Early in my career, I used to write and debug device drivers, which was a mix of reading code in octal/hex, looking at source listings, pouring over crash dumps and trying to work out which code paths executed in parallel. Each potentially in conflict with each other if you weren’t extra careful. Doing that for a time gets you used to being able to pattern match the strangest of things. Like being able to tell what website someone is looking at from far across the room, or reading papers on a desk upside down, or being able to scroll through a spreadsheet looking for obvious anomalies at pretty impressive speeds.
The other thing it gives you is “no fear” whenever confronted by something new, or on the bleeding edge. You get a confidence that whatever may get thrown at you, that you can work your way around it. That said, I place great value in stuff that’s well designed, and that has sensible defaults. That speeds your work, as you’re not having to go back and spell out in minute detail what every smallest piece of the action needs to do.
I’ve been really blessed with Analytics products like Tableau Desktop Professional, and indeed more recently with Google Spreadsheets and Google Fusion Tables. These are the sort of tools I use routinely when running any business, so that I can simply, in a data-based way, adjudge what is and isn’t working business-wise.
The common characteristic of these tools are that they all guess what you need to show most of the time, and don’t delay you by having to go through every piece of text, every line, every smallest detail with individual calls for font, font size, colo(u)r and the need to cut the graph display of a line once the last data point is rolled out – and not, as one product does, just throw all future months stuck on a flat line once the plot goes into future months with no data yet present.
There have been several times when i’ve wanted to stick that “Does Stupid Things” sign on Microsoft SQL Server Reporting Services.

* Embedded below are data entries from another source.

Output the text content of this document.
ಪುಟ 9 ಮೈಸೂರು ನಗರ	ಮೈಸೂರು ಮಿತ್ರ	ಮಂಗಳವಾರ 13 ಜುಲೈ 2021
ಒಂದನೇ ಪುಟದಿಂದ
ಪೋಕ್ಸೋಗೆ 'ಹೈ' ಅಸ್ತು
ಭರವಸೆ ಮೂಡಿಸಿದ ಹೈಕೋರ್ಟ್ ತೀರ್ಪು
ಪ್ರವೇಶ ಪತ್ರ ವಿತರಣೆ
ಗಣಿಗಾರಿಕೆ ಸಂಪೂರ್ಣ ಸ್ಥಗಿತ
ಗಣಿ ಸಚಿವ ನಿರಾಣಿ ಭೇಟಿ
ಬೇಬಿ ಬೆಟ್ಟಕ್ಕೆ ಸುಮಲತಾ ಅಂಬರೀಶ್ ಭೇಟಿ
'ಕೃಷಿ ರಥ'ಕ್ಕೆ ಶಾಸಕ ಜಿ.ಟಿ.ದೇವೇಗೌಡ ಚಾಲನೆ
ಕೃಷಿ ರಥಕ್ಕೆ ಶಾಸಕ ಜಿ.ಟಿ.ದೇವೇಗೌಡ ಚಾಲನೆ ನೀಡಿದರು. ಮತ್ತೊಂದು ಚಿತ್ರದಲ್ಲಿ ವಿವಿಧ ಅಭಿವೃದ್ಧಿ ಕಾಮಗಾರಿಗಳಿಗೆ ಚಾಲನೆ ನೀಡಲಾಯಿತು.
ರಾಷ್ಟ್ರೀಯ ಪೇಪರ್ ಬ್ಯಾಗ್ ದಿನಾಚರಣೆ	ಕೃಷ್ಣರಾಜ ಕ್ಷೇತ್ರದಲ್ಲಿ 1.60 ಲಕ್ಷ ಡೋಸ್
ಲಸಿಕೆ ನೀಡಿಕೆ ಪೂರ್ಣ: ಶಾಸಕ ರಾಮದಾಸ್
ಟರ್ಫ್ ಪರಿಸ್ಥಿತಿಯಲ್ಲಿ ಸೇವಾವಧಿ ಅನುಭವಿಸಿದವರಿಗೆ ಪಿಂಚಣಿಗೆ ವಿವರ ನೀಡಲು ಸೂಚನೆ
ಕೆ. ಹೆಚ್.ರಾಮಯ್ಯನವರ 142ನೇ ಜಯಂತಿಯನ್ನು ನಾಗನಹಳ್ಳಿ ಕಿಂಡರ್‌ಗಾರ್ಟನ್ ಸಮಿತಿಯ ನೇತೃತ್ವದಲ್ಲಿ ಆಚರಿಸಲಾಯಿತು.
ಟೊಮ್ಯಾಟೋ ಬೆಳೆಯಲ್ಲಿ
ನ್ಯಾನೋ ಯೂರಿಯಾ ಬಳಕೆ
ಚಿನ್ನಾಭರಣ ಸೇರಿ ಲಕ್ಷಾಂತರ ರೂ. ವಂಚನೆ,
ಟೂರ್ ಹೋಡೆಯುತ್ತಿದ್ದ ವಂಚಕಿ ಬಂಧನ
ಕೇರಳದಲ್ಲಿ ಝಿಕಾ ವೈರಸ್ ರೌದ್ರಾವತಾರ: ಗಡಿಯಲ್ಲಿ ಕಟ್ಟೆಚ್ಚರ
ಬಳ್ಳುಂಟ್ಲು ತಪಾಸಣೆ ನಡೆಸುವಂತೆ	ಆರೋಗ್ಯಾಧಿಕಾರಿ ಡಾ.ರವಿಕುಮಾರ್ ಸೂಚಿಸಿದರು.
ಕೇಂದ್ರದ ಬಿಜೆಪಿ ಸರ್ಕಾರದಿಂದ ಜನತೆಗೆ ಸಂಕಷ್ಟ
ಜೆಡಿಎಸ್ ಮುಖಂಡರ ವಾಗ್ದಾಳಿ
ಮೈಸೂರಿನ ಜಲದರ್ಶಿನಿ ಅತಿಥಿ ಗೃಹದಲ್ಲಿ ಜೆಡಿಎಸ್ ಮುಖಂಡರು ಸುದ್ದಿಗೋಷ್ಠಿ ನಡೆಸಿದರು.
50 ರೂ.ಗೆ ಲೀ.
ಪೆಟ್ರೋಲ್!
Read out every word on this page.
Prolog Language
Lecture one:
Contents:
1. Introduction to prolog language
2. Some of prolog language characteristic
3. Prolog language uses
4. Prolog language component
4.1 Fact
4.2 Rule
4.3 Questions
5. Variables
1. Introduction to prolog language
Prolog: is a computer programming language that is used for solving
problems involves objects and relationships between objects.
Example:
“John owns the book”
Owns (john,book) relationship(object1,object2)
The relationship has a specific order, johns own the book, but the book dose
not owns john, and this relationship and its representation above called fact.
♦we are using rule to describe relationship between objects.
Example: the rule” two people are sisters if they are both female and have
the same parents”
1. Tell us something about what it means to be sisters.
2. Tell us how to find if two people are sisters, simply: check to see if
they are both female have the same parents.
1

I diligently prototyped (as part of a Business improvement project) a load of daily updated graphs/reports for a team of managers using Tableau Desktop Professional. However, I was told that the company had elected to standardise on a Microsoft Reporting product, sitting above a SQL Services based Datamart. In the absence of the company wanting to invest in Tableau Server, I was asked to repurpose the Tableau work into Microsoft SQL Services Reporting Services (aka “SSRS”). So I duly read two books, had a very patient and familiar programmer show the basics and to set me up with Visual Studio, get the appropriate Active Directory Access Permissions, and away I went. I delivered everything before I found no line Management role to go back to, but spent some inordinate time between the two dealing with a few “nuances”.

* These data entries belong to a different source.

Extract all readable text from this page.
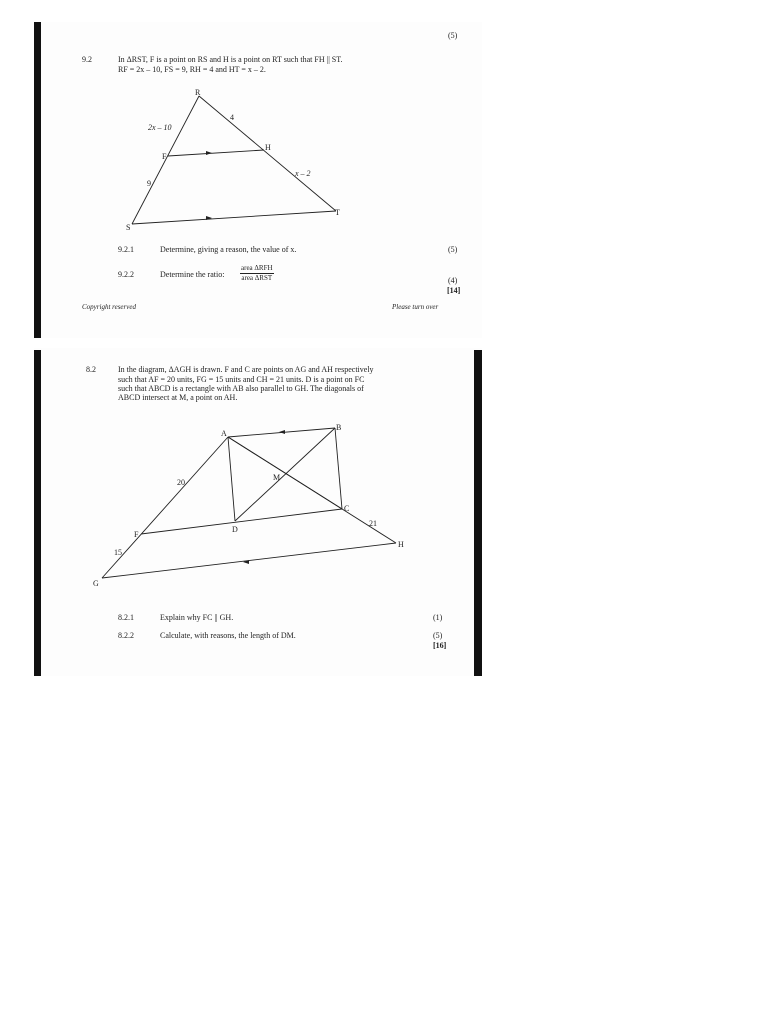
(5)
9.2	In ΔRST, F is a point on RS and H is a point on RT such that FH || ST.
RF = 2x – 10, FS = 9, RH = 4 and HT = x – 2.
R
S
T
F
H
2x – 10
9
4
x – 2
9.2.1	Determine, giving a reason, the value of x.	(5)
9.2.2	Determine the ratio:
area ΔRFH
area ΔRST	(4)
[14]
Copyright reserved	Please turn over
8.2	In the diagram, ΔAGH is drawn. F and C are points on AG and AH respectively
such that AF = 20 units, FG = 15 units and CH = 21 units. D is a point on FC
such that ABCD is a rectangle with AB also parallel to GH. The diagonals of
ABCD intersect at M, a point on AH.
A
B
C
D
M
F
G
H
20
15
21
8.2.1	Explain why FC || GH.	(1)
8.2.2	Calculate, with reasons, the length of DM.	(5)
[16]
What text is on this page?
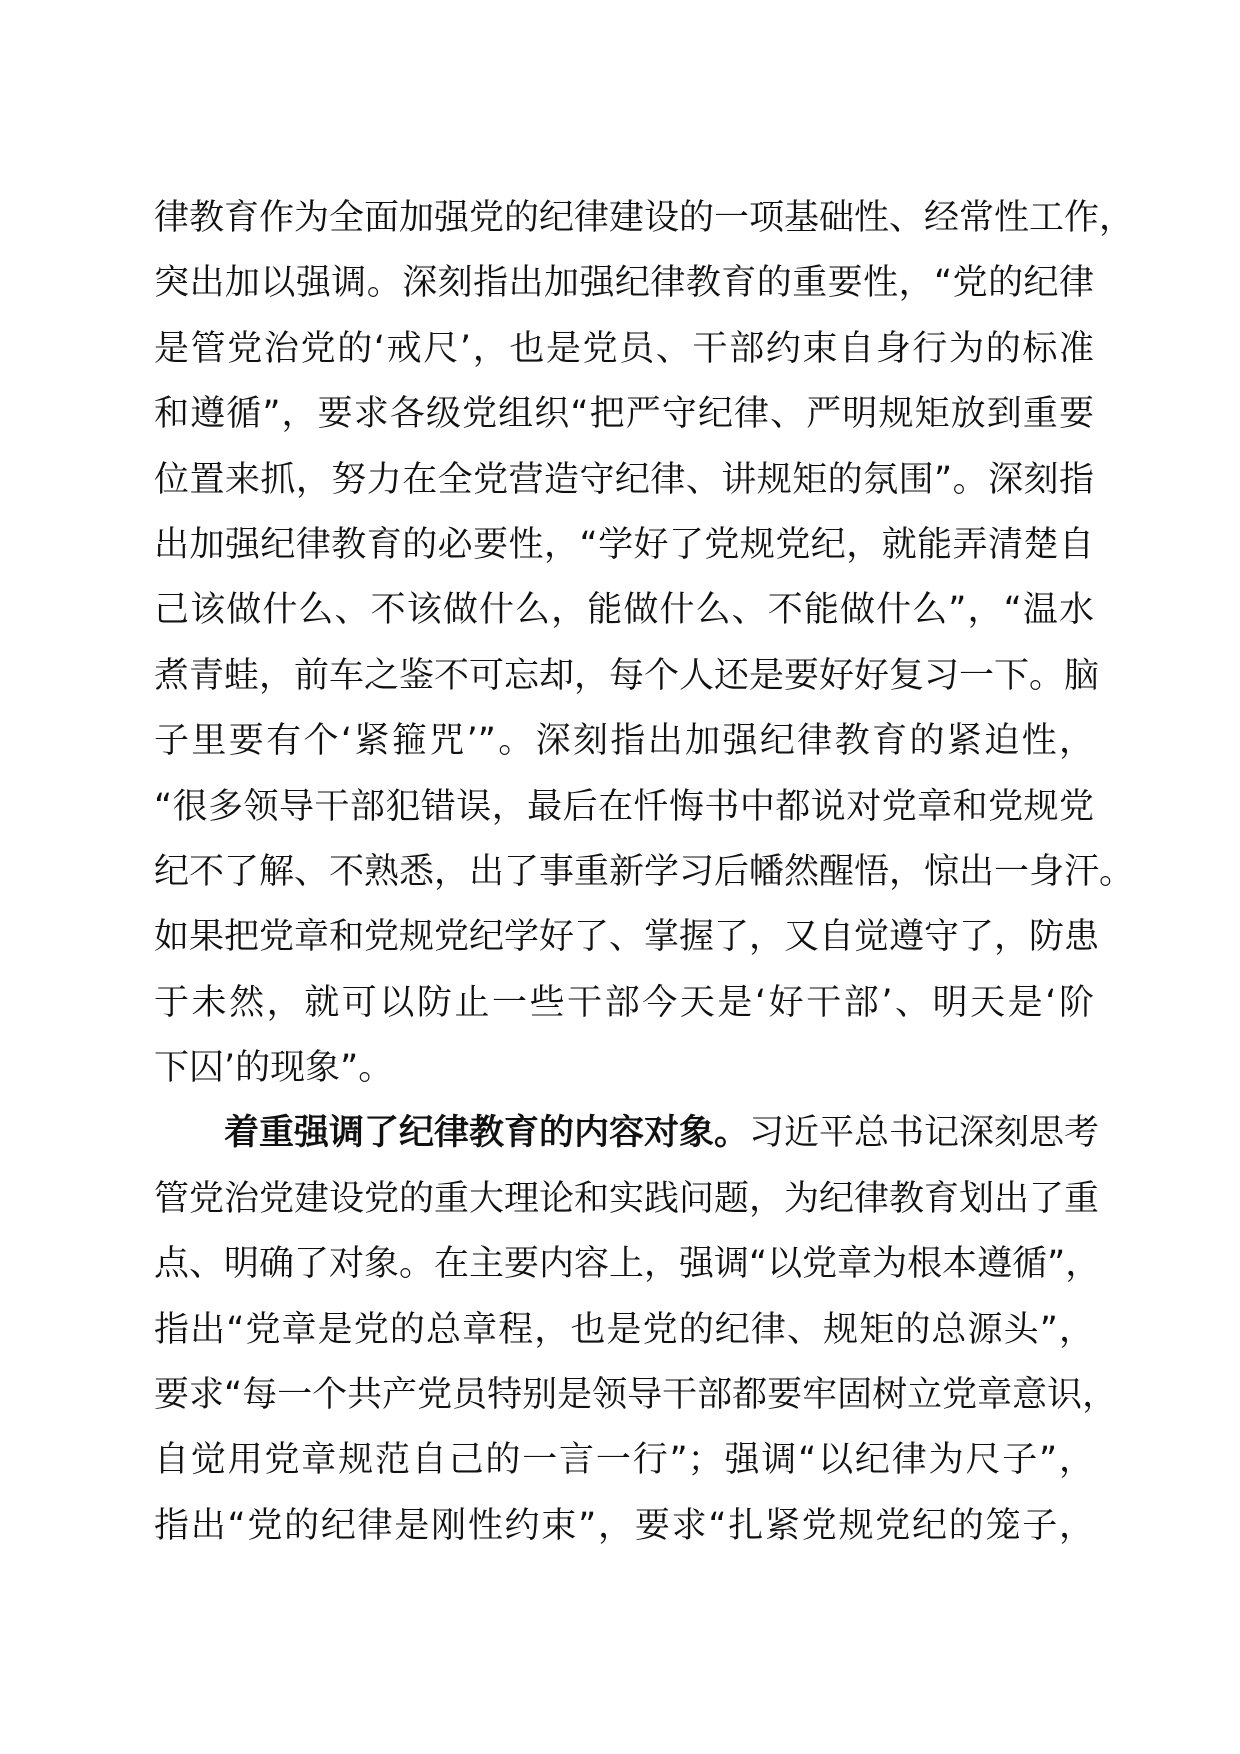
律教育作为全面加强党的纪律建设的一项基础性、经常性工作，
突出加以强调。深刻指出加强纪律教育的重要性，“党的纪律
是管党治党的‘戒尺’，也是党员、干部约束自身行为的标准
和遵循”，要求各级党组织“把严守纪律、严明规矩放到重要
位置来抓，努力在全党营造守纪律、讲规矩的氛围”。深刻指
出加强纪律教育的必要性，“学好了党规党纪，就能弄清楚自
己该做什么、不该做什么，能做什么、不能做什么”，“温水
煮青蛙，前车之鉴不可忘却，每个人还是要好好复习一下。脑
子里要有个‘紧箍咒’”。深刻指出加强纪律教育的紧迫性，
“很多领导干部犯错误，最后在忏悔书中都说对党章和党规党
纪不了解、不熟悉，出了事重新学习后幡然醒悟，惊出一身汗。
如果把党章和党规党纪学好了、掌握了，又自觉遵守了，防患
于未然，就可以防止一些干部今天是‘好干部’、明天是‘阶
下囚’的现象”。
着重强调了纪律教育的内容对象。习近平总书记深刻思考
管党治党建设党的重大理论和实践问题，为纪律教育划出了重
点、明确了对象。在主要内容上，强调“以党章为根本遵循”，
指出“党章是党的总章程，也是党的纪律、规矩的总源头”，
要求“每一个共产党员特别是领导干部都要牢固树立党章意识，
自觉用党章规范自己的一言一行”；强调“以纪律为尺子”，
指出“党的纪律是刚性约束”，要求“扎紧党规党纪的笼子，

Consider this. I built a table to show each Sales Team Manager what their units Revenue and Profit was, year to date, by month, or customer, or vendor. The last column of the table was a percentage profit margin, aka “Profit” divided by “Revenue”. The gotcha with this is that if something is given away for free, (nominally negative) profit over revenue throws a divide by zero error. So simple to code around, methinks:
=iif(revenue>0, profit/revenue, 0)
Which, roughly translated, tells the software to calculate the percentage profit if revenue is greater than zero, otherwise just stick zero in as the answer. So, I rerun the view, and get #error in all the same places and the same 13 examples of attempted divide by zeroes in as before.

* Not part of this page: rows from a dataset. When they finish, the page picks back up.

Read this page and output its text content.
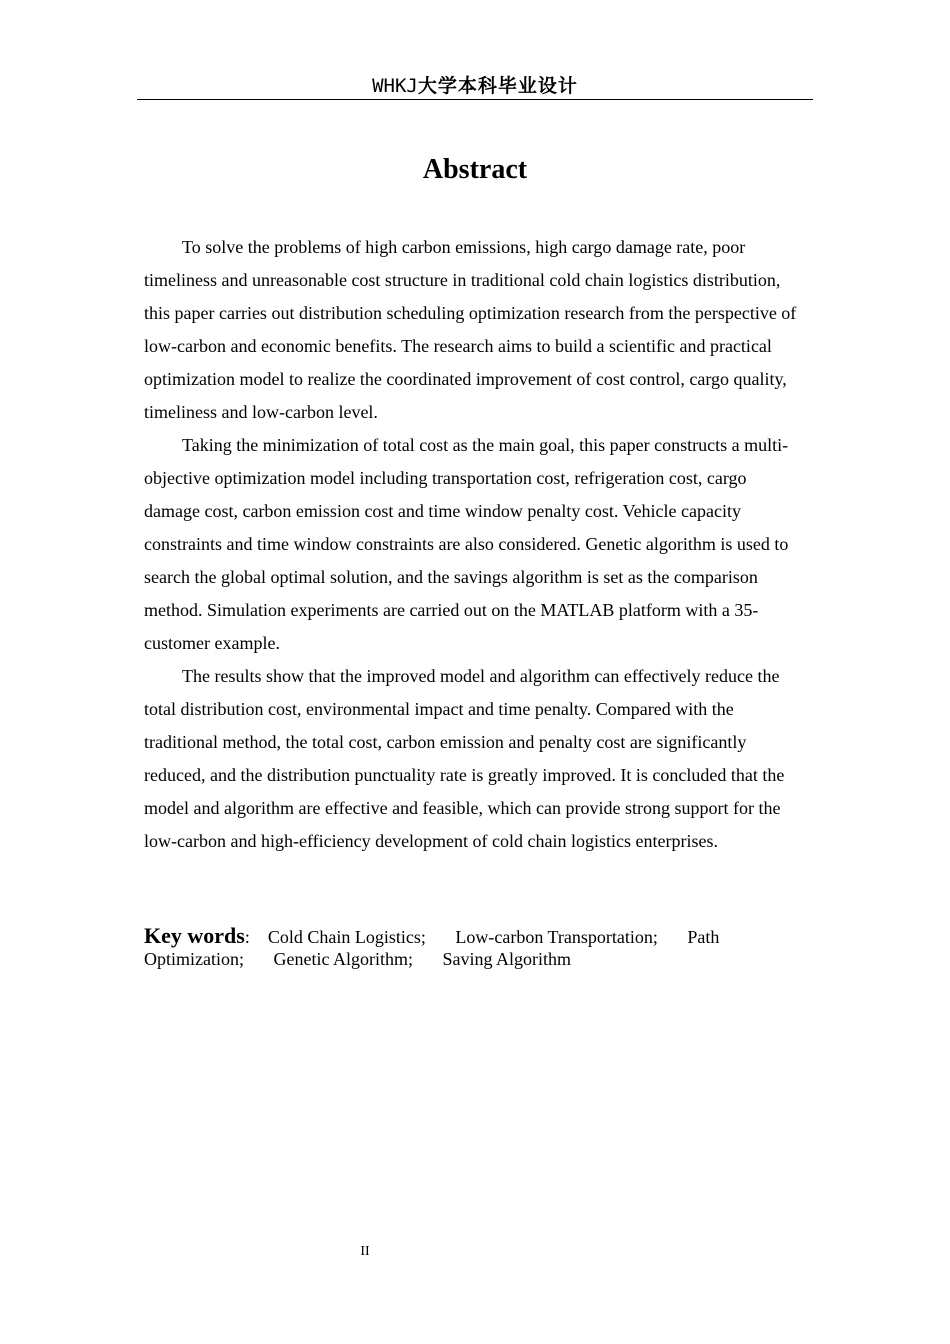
WHKJ大学本科毕业设计
Abstract

To solve the problems of high carbon emissions, high cargo damage rate, poor timeliness and unreasonable cost structure in traditional cold chain logistics distribution, this paper carries out distribution scheduling optimization research from the perspective of low-carbon and economic benefits. The research aims to build a scientific and practical optimization model to realize the coordinated improvement of cost control, cargo quality, timeliness and low-carbon level.

Taking the minimization of total cost as the main goal, this paper constructs a multi-objective optimization model including transportation cost, refrigeration cost, cargo damage cost, carbon emission cost and time window penalty cost. Vehicle capacity constraints and time window constraints are also considered. Genetic algorithm is used to search the global optimal solution, and the savings algorithm is set as the comparison method. Simulation experiments are carried out on the MATLAB platform with a 35-customer example.

The results show that the improved model and algorithm can effectively reduce the total distribution cost, environmental impact and time penalty. Compared with the traditional method, the total cost, carbon emission and penalty cost are significantly reduced, and the distribution punctuality rate is greatly improved. It is concluded that the model and algorithm are effective and feasible, which can provide strong support for the low-carbon and high-efficiency development of cold chain logistics enterprises.

Key words: Cold Chain Logistics; Low-carbon Transportation; Path Optimization; Genetic Algorithm; Saving Algorithm
II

Brain thinks – oh, there must be some minuscule revenue numbers in the thousandths of pence in there, so change the formula to:
=iif(revenue>1,profit/revenue, 0)
so that the denominator is at least one, so the chance of throwing a divide by zero error is extremely remote. The giveaway would need to be mind bogglingly huge to get anything close to a divide by zero exception. Re-run the view. Result: Same 13 divide by zero #error exceptions.
WTF? Look at where the exceptions are being thrown, and the revenue is zero, so the division shouldn’t even be being attempted. So off to Google with “SQL Services Reporting iif divide by zero” I go. The answer came from a Microsoft engineer who admits, nominally for performance reasons, both paths of the iif statement get executed at the same time as a performance shortcut, so that whichever half needs to give it’s result, it’s already populated and ready to use. So, the literal effect of:
=iif(revenue>0, profit/revenue,0)
works like this:
- Calculate 0 on the one side.
- Calculate Profit/Revenue on the other.
- If Revenue > 0, pick the second option, else pick the first.
- If either side throws an exception (like divide by zero), blat the answer, substitute “#Error” instead.
Solution is to construct two nested “iif” statements in such a way that the optimiser does’t execute the division before the comparison with zero is made.
With that, I’m sure wearing underpants on your head has the same sort of perverse logic somewhere. This is simply atrociously bad software engineering.